Robert Hill of Harmony, PA was once an avid runner. In 2012, he began experiencing horrible fatigue, difficulty maintaining his normal exercise routine and a bit of weight gain, but he attributed this to not being able to exercise the way he normally did.
He believed he was just burned out from work and community services activities he participated in. However, on one unnaturally warm day in the winter, Robert’s normal long run suddenly ended at the top of his street. His chest felt as though it was frozen from the inside out. Once returning home, he began having a deep, hard and painful cough which soon produced blood. He knew something was wrong and immediately went to the doctor.
Robert had a CT scan which revealed Metastatic Renal Cell Carcinoma in both kidneys which was categorized as Stage IV because of innumerable lung metastases. He was referred to UPMC Hillman Cancer Center for treatment.

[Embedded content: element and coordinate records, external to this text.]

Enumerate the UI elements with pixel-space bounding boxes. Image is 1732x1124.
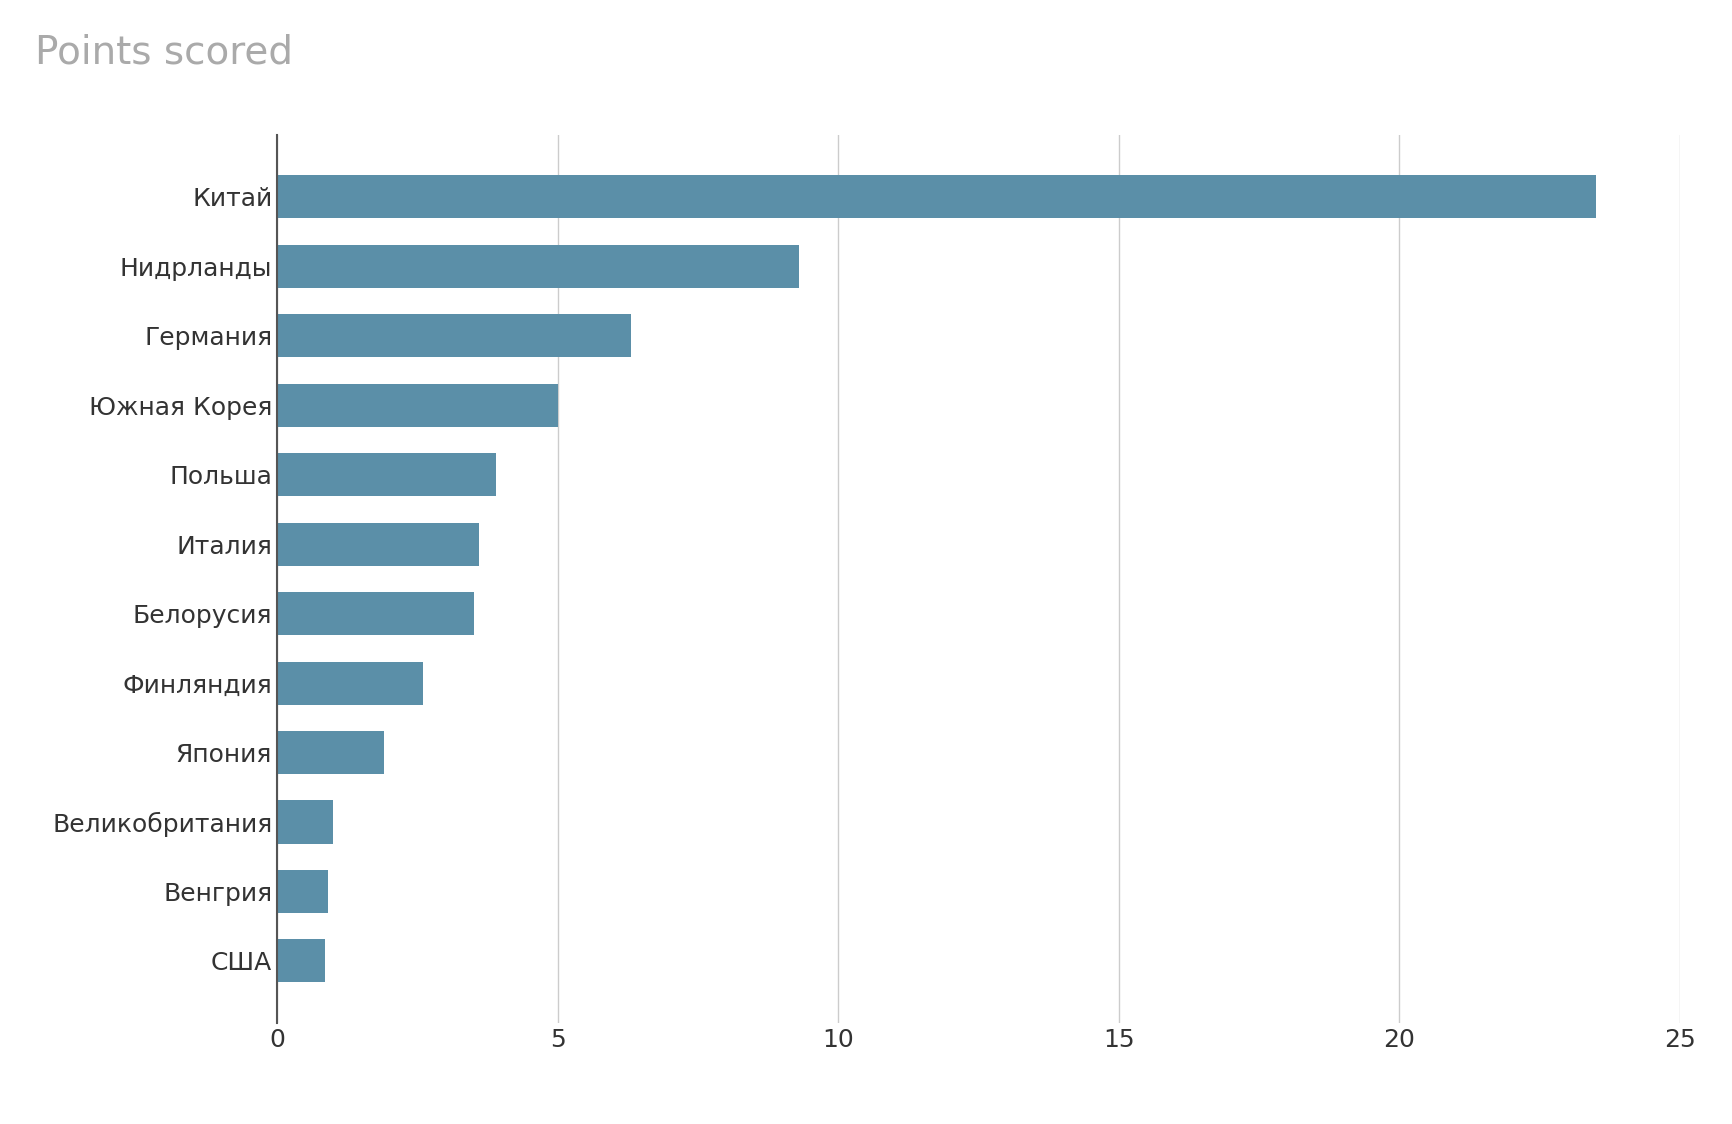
Bar xyxy=(277,870,327,913)
Text: Points scored: Points scored xyxy=(35,34,293,72)
Bar xyxy=(277,800,333,843)
Bar xyxy=(277,523,480,565)
Bar xyxy=(277,731,385,774)
Bar xyxy=(277,453,495,496)
Bar xyxy=(277,315,630,357)
Bar xyxy=(277,383,558,427)
Bar xyxy=(277,245,798,288)
Bar xyxy=(277,592,473,635)
Bar xyxy=(277,662,423,705)
Bar xyxy=(277,175,1595,218)
Bar xyxy=(277,940,326,982)
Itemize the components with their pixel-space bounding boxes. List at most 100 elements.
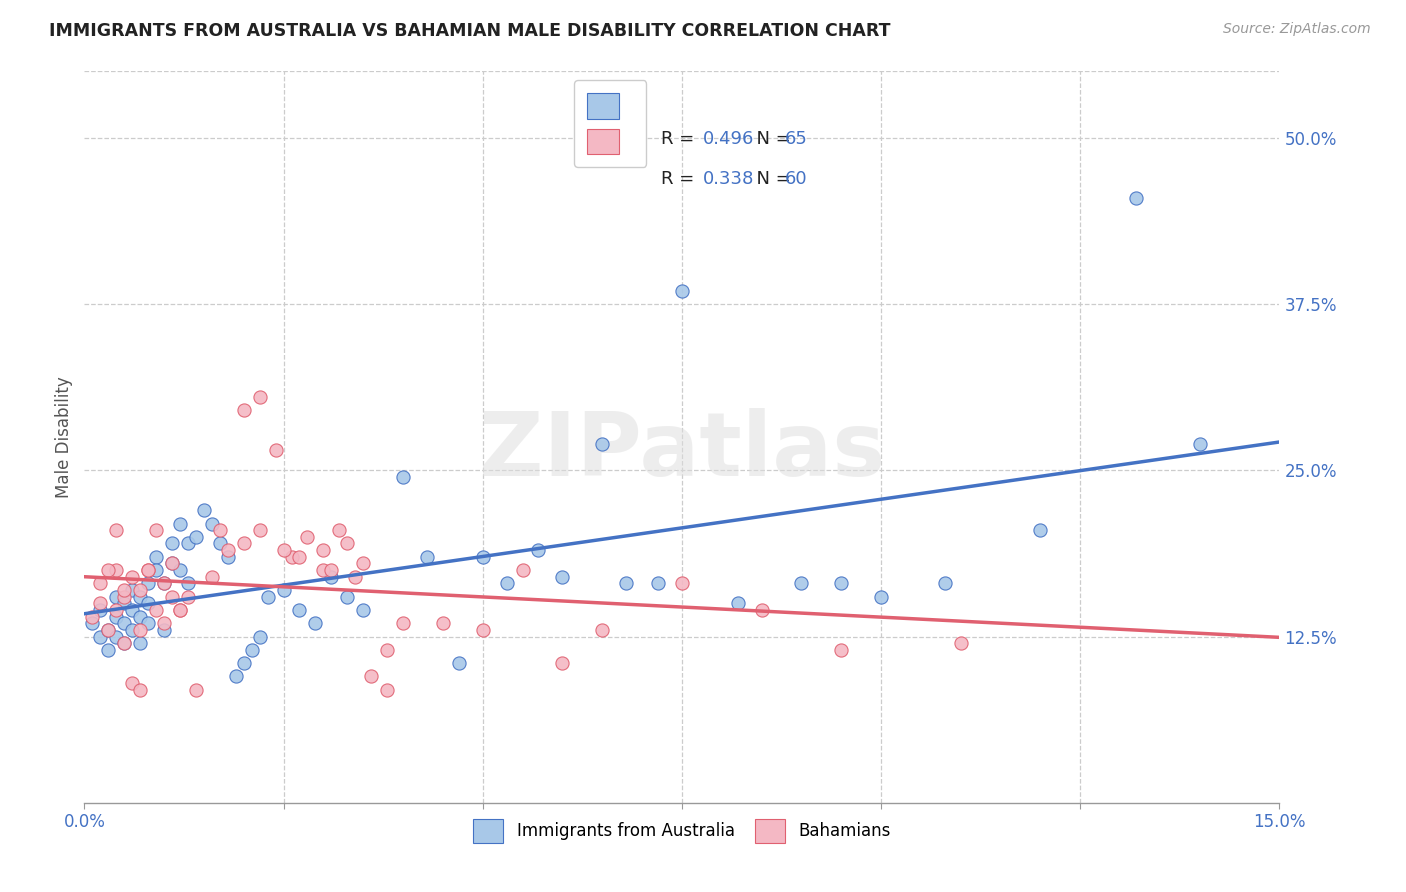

Robert was familiar with UPMC in part because of Mario Lemieux sharing his experience with Hodgkin’s lymphoma and the Mario Lemieux Center for Blood Cancers at UPMC Hillman Cancer Center. His wife, Andi, also underwent cancer treatment at UPMC in 2000.
His first thought after diagnosis was “I hope I get the chance to fight like she did.” After learning that treatment options were available and they were going to be difficult, Robert believed following her example and battling cancer while still being a cheerful and happy person was best for him.
“I realized how fortunate I was to live in a city know for leading-edge cancer care.”
In April of 2012, Robert underwent major surgery to remove his left kidney and portions of his right kidney. Almost immediately after surgery, Robert began treatment called High-Dose Interleukin-2, or HD IL-2, to stabilize the lung metastases under the care of Leonard Appleman, MD, PhD.
“To say this was brutal would be an understatement,” he said.
By September 2012, Robert began taking oral chemotherapy treatments. From 2015 to 2017, Robert received 32 IV infusions of Nivolumab, a form of IV chemotherapy.
Throughout his time at UPMC Hillman Cancer Center, Robert and his family have gotten to know the staff well. He specifically mentioned nurse Lisa Zanardelli and the attentive care she gave him. Lisa always asked the question “Is there anything I can do for you that will make you feel better than you do right now?” Asking such a simple question was life-changing for Robert, and it’s even a question he asks now in professional interactions.
“She was unbelievably kind and comforting during what was the most intensely harrowing experience of my life. Many of the nurses and staff in the treatment area as well as the technicians in the radiology areas are like family to me now. I don’t know what I’ve done to deserve them, and I don’t know how I’d get along without them.”
Robert also spoke highly of Dr. Appleman and his willingness to teach as he treats. “Dr. Appleman is willing to spend whatever time he must in order to allow me to understand whatever it is we must know to make a truly informed decision,” he said. “He has made himself available in every way possible and every time imaginable. It’s quite a privilege to know you can contact your physician at any time, and comforting to know that he will share anything he knows to increase my level of understanding about any issue we encounter. “
Robert is still in treatment and will most likely always be in some sort of treatment. He is currently still taking an oral targeted therapy pill daily and receives a monthly infusion of Nivolumab.
Life after diagnosis and treatment has changed for Robert. He has learned to adjust to things as his speed at which he once moved has significantly reduced. Now, the only thing he is unable to do is run. “I’ve had to learn to forget about those things I can no longer do and focus on doing what I love at the speed and intensity this health condition allows.”
Robert is living a happy life with his wife and recently became a first-time grandfather to twins.